Why So Many Chains Are Struggling at Once
It’s not just one or two brands having a bad year. The sandwich category as a whole is under pressure from a combination of forces that are hard to outrun. Inflation has driven up the cost of bread, meat, cheese, and labor simultaneously. Rent keeps climbing. Delivery apps have reshuffled how people order food, and fast-casual competitors have crowded into the same space that sandwich shops used to own. Franchise-heavy models make all of this worse, because when individual operators start losing money, the pain spreads upward through the whole system. The chain can’t invest in marketing, menu development, or store renovations because the money isn’t flowing in from below. It’s a cycle that’s tough to break once it starts spinning.

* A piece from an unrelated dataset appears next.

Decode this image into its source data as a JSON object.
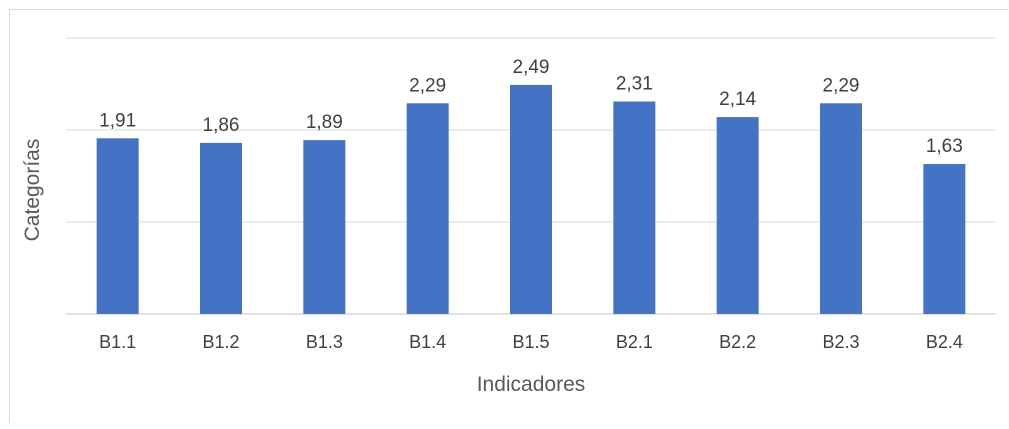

So the next time you walk into your usual sub shop and catch that familiar smell of toasted bread and deli meat, take a look around. Is the dining area a little emptier than it used to be? Are hours posted on the door shorter than you remember? The sandwich chains that seemed like they’d always be there are proving that nothing in the restaurant business is permanent — not even the places that smell exactly like your lunch break in 2009.